Friday, December 11, 2015

Microstory 210: The Line

Talking on the phone is my greatest fear, and I never do it. I’m best with the written word, because I have time to really think about what I want to say. I become quite anxious around others, but at least when I’m talking to people face to face, I can read their reaction to what I’m saying, and tailor my words to fit their demeanor. I’ve been working with a therapist, but I still jump away when I hear the phone ring. Believe it or not, that’s progress. I used to hide in the other room. And so, whenever I have a question that can’t be answered through cyberspace, I just drive to where I need to be. I’ve been having problems with water damage in my basement, and recently attached this flexible plastic tubing to my gutters. The problem is that the tubes are constantly in my way when I’m trying to mow or rake the leaves. I would like to bury them in the ground, but I need to find out where I’m allowed to dig, and whether I need to obtain some kind of permit, or if I’m not allowed to do it myself.

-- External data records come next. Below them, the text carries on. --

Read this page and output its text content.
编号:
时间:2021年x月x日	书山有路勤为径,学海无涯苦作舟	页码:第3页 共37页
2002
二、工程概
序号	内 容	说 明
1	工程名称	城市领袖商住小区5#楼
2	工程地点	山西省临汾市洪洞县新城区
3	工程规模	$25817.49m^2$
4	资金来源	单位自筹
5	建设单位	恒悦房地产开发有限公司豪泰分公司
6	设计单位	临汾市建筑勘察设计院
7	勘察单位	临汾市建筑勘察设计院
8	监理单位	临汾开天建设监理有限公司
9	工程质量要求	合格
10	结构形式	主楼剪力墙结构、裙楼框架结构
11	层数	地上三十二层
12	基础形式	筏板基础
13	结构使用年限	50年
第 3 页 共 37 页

I pull up to the local government building and walk inside. I am immediately met with the longest queue I’ve ever seen in my life. Seriously, I can’t even tell where it ends. I stand in line for nearly an hour, and feel like I’ve made no progress, but I know that I have. No musak is playing, so time goes by very slowly. All of the sudden, my name is called on the intercom. I don’t move for half a moment, because I didn’t expect it to happen. No one knows that I came here. I didn’t call, I didn’t write; I just showed up. That’s how I do what I do when I do what I do. Just as I’m thinking that I may have misheard the announcement, they call my name again, and this time I’m sure that they mean me. They even use my middle name. I timidly step out of line and head down the hallway according to the directory on the wall. The place is a maze, and I think I went in circles a few times, but everything looks pretty much the same. Finally, I arrive at the door where the lady on the intercom told me to go. After preparing myself the best I possibly can, I turn the knob and peek inside. All I see is complete darkness. Not even the first few inches of the floor are illuminated by the light from the hallway. “Hello?” I fearfully call into the void before me. A phone rings. I jump back and try to leave but the hallway is gone. I am in the midst of the blackness. Another phone rings. And then another. And then a chorus of phones, ringing at different intervals, and with different tones.

As I’m dying on the floor, my heart trying desperately to beat, but failing, I see an alien walk over me and pick up one of the phones. “I was right! Humans can die of fear. It’s probably a heart thing. You owe me five space bucks.”